6. Working with the grain of a scarce resource

“Effective context engineering”:

“Find the smallest set of high-signal tokens that maximize the likelihood of your desired outcome.” “Minimal does not necessarily mean short.”

That second line is the tasteful refinement. A tasteless reading of “minimal” is “shortest possible prompt.” The actual judgment is high signal-to-noise, which sometimes means more tokens, sometimes fewer. The post then expresses the same instinct at a different scale: prefer “just-in-time” retrieval over pre-loading everything.

7. Product taste — solve the real problem, not the stated one

Auto mode noticed that users approve 93% of permission prompts. So the prompts aren’t really gating anything — they’re just adding friction. The tasteful response isn’t “better prompts,” it’s “the prompt model is wrong; replace it.”
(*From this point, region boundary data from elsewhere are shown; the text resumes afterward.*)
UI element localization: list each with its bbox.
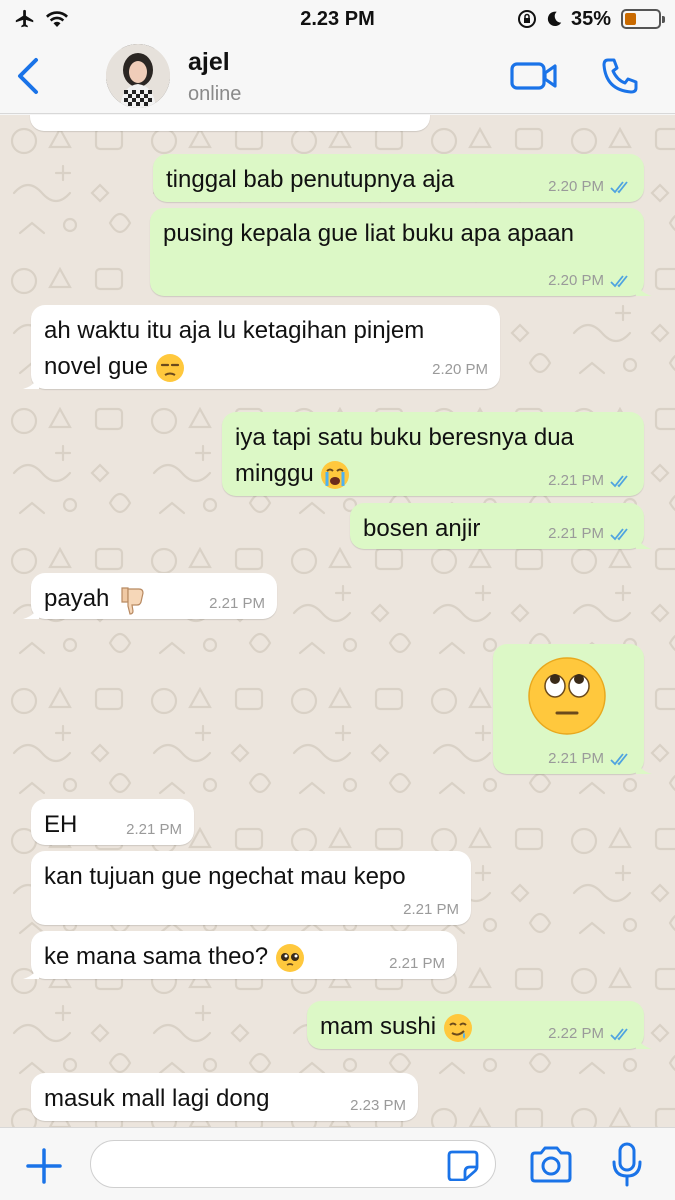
status-bar: 2.23 PM 35% [0, 0, 675, 38]
message-time: 2.21 PM [389, 955, 445, 972]
message-time: 2.21 PM [548, 525, 604, 542]
read-ticks-icon [610, 1028, 628, 1041]
message-text: iya tapi satu buku beresnya dua minggu [235, 424, 574, 487]
message-text: EH [44, 811, 78, 838]
bubble-tail [636, 533, 652, 549]
chat-header: ajel online [0, 38, 675, 114]
battery-icon [621, 9, 665, 29]
message-bubble-outgoing[interactable]: 2.21 PM [493, 644, 652, 774]
message-text: kan tujuan gue ngechat mau kepo [44, 863, 406, 890]
airplane-icon [15, 9, 34, 28]
moon-icon [547, 11, 562, 27]
message-bubble-incoming[interactable]: payah 2.21 PM [23, 573, 277, 619]
message-text: tinggal bab penutupnya aja [166, 166, 455, 193]
read-ticks-icon [610, 275, 628, 288]
message-time: 2.21 PM [403, 901, 459, 918]
contact-name[interactable]: ajel [188, 48, 230, 77]
read-ticks-icon [610, 181, 628, 194]
bubble-tail [636, 280, 652, 296]
camera-icon[interactable] [528, 1146, 574, 1184]
message-bubble-incoming[interactable]: ke mana sama theo? 2.21 PM [23, 931, 457, 979]
message-bubble-outgoing[interactable]: iya tapi satu buku beresnya dua minggu 2… [222, 412, 644, 496]
video-call-icon[interactable] [510, 58, 558, 94]
battery-percent: 35% [570, 7, 611, 30]
rotation-lock-icon [517, 10, 536, 28]
message-time: 2.21 PM [126, 821, 182, 838]
battery-fill [625, 13, 637, 25]
bubble-tail [23, 603, 39, 619]
phone-icon[interactable] [600, 56, 640, 96]
microphone-icon[interactable] [610, 1142, 644, 1188]
unamused-face-icon [155, 353, 184, 382]
plus-icon[interactable] [22, 1144, 66, 1188]
message-input[interactable] [90, 1140, 496, 1188]
bubble-tail [23, 963, 39, 979]
message-text: pusing kepala gue liat buku apa apaan [163, 220, 574, 247]
message-bubble-outgoing[interactable]: tinggal bab penutupnya aja 2.20 PM [153, 154, 644, 202]
wifi-icon [46, 11, 68, 27]
message-time: 2.22 PM [548, 1025, 604, 1042]
bubble-tail [23, 373, 39, 389]
message-time: 2.20 PM [548, 178, 604, 195]
message-bubble-incoming[interactable]: EH 2.21 PM [31, 799, 194, 845]
drooling-face-icon [443, 1013, 472, 1042]
contact-status: online [188, 83, 242, 105]
bubble-tail [636, 758, 652, 774]
thumbs-down-icon [121, 587, 144, 615]
message-bubble-incoming[interactable]: kan tujuan gue ngechat mau kepo 2.21 PM [31, 851, 471, 925]
message-time: 2.20 PM [432, 361, 488, 378]
message-time: 2.23 PM [350, 1097, 406, 1114]
message-text: bosen anjir [363, 515, 481, 542]
loudly-crying-face-icon [321, 460, 350, 489]
message-time: 2.21 PM [548, 750, 604, 767]
input-bar [0, 1127, 675, 1200]
pleading-face-icon [275, 943, 304, 972]
avatar[interactable] [106, 44, 170, 108]
message-time: 2.21 PM [209, 595, 265, 612]
read-ticks-icon [610, 753, 628, 766]
back-chevron-icon[interactable] [10, 54, 46, 98]
message-bubble-partial[interactable] [30, 115, 430, 131]
sticker-icon[interactable] [446, 1149, 480, 1181]
message-bubble-incoming[interactable]: masuk mall lagi dong 2.23 PM [31, 1073, 418, 1121]
message-text: payah [44, 585, 110, 612]
message-bubble-outgoing[interactable]: bosen anjir 2.21 PM [350, 503, 652, 549]
message-text: masuk mall lagi dong [44, 1085, 270, 1112]
read-ticks-icon [610, 528, 628, 541]
message-bubble-outgoing[interactable]: pusing kepala gue liat buku apa apaan 2.… [150, 208, 652, 296]
bubble-tail [636, 1033, 652, 1049]
read-ticks-icon [610, 475, 628, 488]
message-time: 2.20 PM [548, 272, 604, 289]
message-bubble-outgoing[interactable]: mam sushi 2.22 PM [307, 1001, 652, 1049]
message-bubble-incoming[interactable]: ah waktu itu aja lu ketagihan pinjem nov… [23, 305, 500, 389]
message-text: ah waktu itu aja lu ketagihan pinjem nov… [44, 317, 425, 380]
message-text: ke mana sama theo? [44, 943, 269, 970]
message-text: mam sushi [320, 1013, 437, 1040]
message-time: 2.21 PM [548, 472, 604, 489]
avatar-photo [106, 44, 170, 108]
face-with-rolling-eyes-icon [528, 657, 606, 735]
chat-area[interactable]: tinggal bab penutupnya aja 2.20 PM pusin… [0, 115, 675, 1127]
The tools post makes a parallel observation: the failure mode of giving an agent API access isn’t capability — it’s the agent burning context on low-signal responses. So the fix isn’t more tools, it’s response_format: concise and pagination.

In both cases, the tasteless engineer optimizes the thing in front of them. The tasteful one steps back and asks whether it’s the right thing.
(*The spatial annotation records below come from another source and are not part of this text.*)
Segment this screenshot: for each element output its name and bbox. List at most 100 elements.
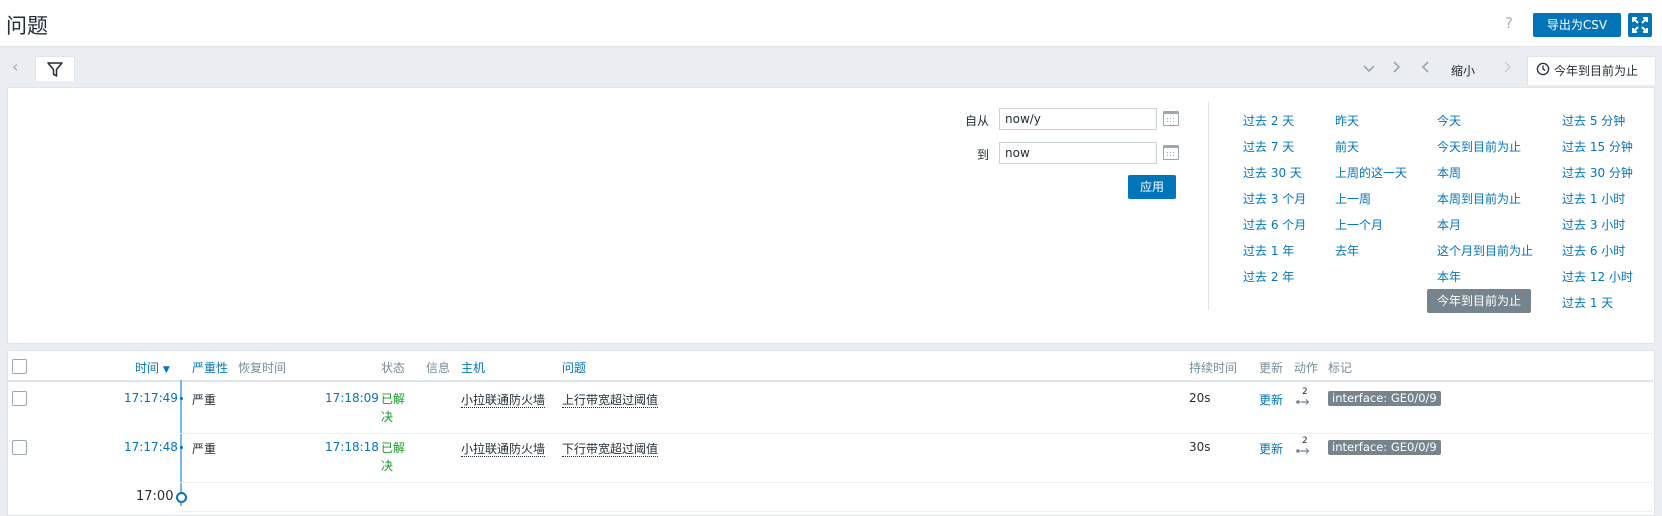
col-time-header[interactable]: 时间 ▼ bbox=[135, 359, 170, 376]
col-time-label: 时间 bbox=[135, 361, 160, 375]
page-header bbox=[0, 0, 1662, 47]
row-problem[interactable]: 下行带宽超过阈值 bbox=[562, 440, 659, 457]
row-recovery-time[interactable]: 17:18:18 bbox=[325, 440, 379, 454]
col-recovery-header: 恢复时间 bbox=[238, 361, 287, 375]
time-tab-label: 今年到目前为止 bbox=[1554, 64, 1639, 78]
row-update-link[interactable]: 更新 bbox=[1259, 391, 1283, 408]
quick-range-link[interactable]: 前天 bbox=[1335, 138, 1359, 155]
row-severity: 严重 bbox=[192, 393, 217, 407]
fullscreen-icon bbox=[1632, 17, 1648, 33]
col-actions-header: 动作 bbox=[1294, 361, 1319, 375]
quick-range-link[interactable]: 过去 3 个月 bbox=[1243, 190, 1306, 207]
row-divider bbox=[180, 433, 1653, 434]
row-host-label: 小拉联通防火墙 bbox=[461, 442, 546, 457]
next-chevron-icon[interactable] bbox=[1392, 60, 1402, 77]
quick-range-link[interactable]: 本月 bbox=[1437, 216, 1461, 233]
row-status: 已解决 bbox=[381, 441, 406, 473]
quick-range-link[interactable]: 上一周 bbox=[1335, 190, 1371, 207]
row-checkbox[interactable] bbox=[12, 440, 27, 455]
row-tag[interactable]: interface: GE0/0/9 bbox=[1328, 391, 1441, 406]
quick-range-link[interactable]: 过去 30 分钟 bbox=[1562, 164, 1633, 181]
row-checkbox[interactable] bbox=[12, 391, 27, 406]
row-divider bbox=[180, 482, 1653, 483]
row-tag[interactable]: interface: GE0/0/9 bbox=[1328, 440, 1441, 455]
help-icon[interactable]: ? bbox=[1505, 14, 1513, 32]
row-time[interactable]: 17:17:48 bbox=[124, 440, 178, 454]
col-problem-header[interactable]: 问题 bbox=[562, 359, 586, 376]
from-input[interactable] bbox=[999, 108, 1157, 130]
quick-range-link[interactable]: 过去 6 小时 bbox=[1562, 242, 1625, 259]
quick-range-link[interactable]: 过去 1 天 bbox=[1562, 294, 1613, 311]
quick-range-link[interactable]: 今年到目前为止 bbox=[1427, 289, 1532, 313]
quick-range-link[interactable]: 今天到目前为止 bbox=[1437, 138, 1521, 155]
table-header-border bbox=[7, 380, 1653, 382]
quick-range-link[interactable]: 上一个月 bbox=[1335, 216, 1383, 233]
quick-range-link[interactable]: 这个月到目前为止 bbox=[1437, 242, 1533, 259]
quick-range-link[interactable]: 过去 6 个月 bbox=[1243, 216, 1306, 233]
row-update-link[interactable]: 更新 bbox=[1259, 440, 1283, 457]
quick-range-link[interactable]: 昨天 bbox=[1335, 112, 1359, 129]
row-host[interactable]: 小拉联通防火墙 bbox=[461, 440, 546, 457]
timeline-hour-marker bbox=[176, 492, 187, 503]
quick-range-link[interactable]: 今天 bbox=[1437, 112, 1461, 129]
row-problem[interactable]: 上行带宽超过阈值 bbox=[562, 391, 659, 408]
quick-range-link[interactable]: 过去 12 小时 bbox=[1562, 268, 1633, 285]
col-host-header[interactable]: 主机 bbox=[461, 359, 485, 376]
timeline-point bbox=[180, 446, 183, 449]
row-divider bbox=[180, 511, 1653, 512]
collapse-chevron-down-icon[interactable] bbox=[1362, 63, 1376, 77]
quick-range-link[interactable]: 过去 30 天 bbox=[1243, 164, 1302, 181]
quick-range-link[interactable]: 过去 1 年 bbox=[1243, 242, 1294, 259]
quick-range-link[interactable]: 过去 1 小时 bbox=[1562, 190, 1625, 207]
row-severity: 严重 bbox=[192, 442, 217, 456]
quick-range-link[interactable]: 本周到目前为止 bbox=[1437, 190, 1521, 207]
clock-icon bbox=[1536, 62, 1550, 79]
quick-range-link[interactable]: 过去 5 分钟 bbox=[1562, 112, 1625, 129]
row-status: 已解决 bbox=[381, 392, 406, 424]
quick-range-link[interactable]: 上周的这一天 bbox=[1335, 164, 1407, 181]
quick-range-link[interactable]: 过去 15 分钟 bbox=[1562, 138, 1633, 155]
fullscreen-button[interactable] bbox=[1628, 13, 1652, 37]
sort-desc-icon: ▼ bbox=[162, 365, 170, 375]
quick-range-link[interactable]: 本年 bbox=[1437, 268, 1461, 285]
col-status-header: 状态 bbox=[381, 361, 406, 375]
quick-range-link[interactable]: 过去 2 天 bbox=[1243, 112, 1294, 129]
row-problem-label: 下行带宽超过阈值 bbox=[562, 442, 659, 457]
filter-tab[interactable] bbox=[35, 56, 75, 81]
row-recovery-time[interactable]: 17:18:09 bbox=[325, 391, 379, 405]
timeline-hour-label: 17:00 bbox=[136, 489, 174, 504]
col-tags-header: 标记 bbox=[1328, 361, 1353, 375]
from-label: 自从 bbox=[965, 114, 990, 128]
quick-range-link[interactable]: 去年 bbox=[1335, 242, 1359, 259]
zoom-out-button[interactable]: 缩小 bbox=[1451, 62, 1475, 79]
col-info-header: 信息 bbox=[426, 361, 451, 375]
row-time[interactable]: 17:17:49 bbox=[124, 391, 178, 405]
page-title: 问题 bbox=[6, 14, 48, 38]
quick-range-link[interactable]: 过去 7 天 bbox=[1243, 138, 1294, 155]
row-host[interactable]: 小拉联通防火墙 bbox=[461, 391, 546, 408]
from-calendar-icon[interactable] bbox=[1163, 111, 1179, 126]
select-all-checkbox[interactable] bbox=[12, 359, 27, 374]
export-csv-button[interactable]: 导出为CSV bbox=[1533, 13, 1621, 37]
col-severity-header[interactable]: 严重性 bbox=[192, 359, 228, 376]
panel-divider bbox=[1208, 102, 1209, 310]
quick-range-link[interactable]: 过去 3 小时 bbox=[1562, 216, 1625, 233]
row-problem-label: 上行带宽超过阈值 bbox=[562, 393, 659, 408]
timeline-point bbox=[180, 397, 183, 400]
time-filter-panel bbox=[7, 87, 1655, 344]
filter-icon bbox=[47, 62, 63, 77]
time-back-chevron-icon[interactable] bbox=[1420, 60, 1430, 77]
row-duration: 20s bbox=[1189, 391, 1211, 405]
quick-range-link[interactable]: 过去 2 年 bbox=[1243, 268, 1294, 285]
time-forward-chevron-icon[interactable] bbox=[1503, 60, 1513, 77]
to-calendar-icon[interactable] bbox=[1163, 145, 1179, 160]
actions-icon[interactable]: 2 bbox=[1295, 387, 1311, 407]
col-duration-header: 持续时间 bbox=[1189, 361, 1238, 375]
to-label: 到 bbox=[977, 148, 990, 162]
to-input[interactable] bbox=[999, 142, 1157, 164]
actions-icon[interactable]: 2 bbox=[1295, 436, 1311, 456]
col-update-header: 更新 bbox=[1259, 361, 1284, 375]
apply-button[interactable]: 应用 bbox=[1128, 175, 1176, 199]
tab-prev-arrow-icon[interactable]: ‹ bbox=[12, 57, 18, 76]
quick-range-link[interactable]: 本周 bbox=[1437, 164, 1461, 181]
The pattern across all of them

Read side by side, the same instinct surfaces in different costumes:

Post The instinct expressed as…
Building effective agents …don’t build the system you don’t need
Writing tools for agents …don’t build the tools you don’t need
Context engineering …don’t include the tokens you don’t need
Auto mode (classifier) …don’t give the classifier the context it doesn’t need
Auto mode (positioning) …don’t claim the safety you can’t deliver

One taste — proportion plus restraint plus honesty — applied at five different altitudes. Taste isn’t five skills; it’s one judgment showing up at every level of the stack.


How to develop taste

Taste is pattern recognition built from high-volume, high-feedback exposure. The shortcuts that actually work:

  1. Read code by people you respect — not tutorials. Real codebases (Redis, SQLite, Django, your language’s standard library). Notice what they don’t do.
  2. Maintain something for years. Nothing teaches taste like living with your own decisions after the context has faded. Greenfield work hides the cost of bad calls.
  3. Do code review — both directions. Reviewing forces you to articulate why something feels off. The articulation is where taste becomes transferable.
  4. Rewrite the same thing three ways. Functional, OO, procedural. The discomfort of the wrong fit teaches more than any style guide.
  5. Read the diff before you commit. Ask: “would I be happy to find this in someone else’s PR?” If no, fix it now.
  6. Develop a delete reflex. Every week, find code to remove. Subtraction is harder than addition and trains the muscle directly.
  7. Study failures. Postmortems, CVE writeups, “we rewrote X” posts. Bad taste has consequences; seeing them concretely calibrates yours.

Specifically for AI-native development

The new failure mode is plausible-looking output you didn’t think about hard enough. So taste here means:


A practical exercise

Pick any post from Anthropic’s engineering blog. Find one design decision. Before reading the justification, try to articulate:

  1. What would the tasteless version of this decision have looked like?
  2. Why would a reasonable person have made the tasteless choice?
  3. What does the tasteful version cost, and what does it buy?

The gap between your answer and the post’s reasoning — and your ability to feel it before reading — is your taste developing.


The shortest version of the whole idea: taste is the willingness to say “this works, and it’s still not good enough,” and the experience to know what would be good enough.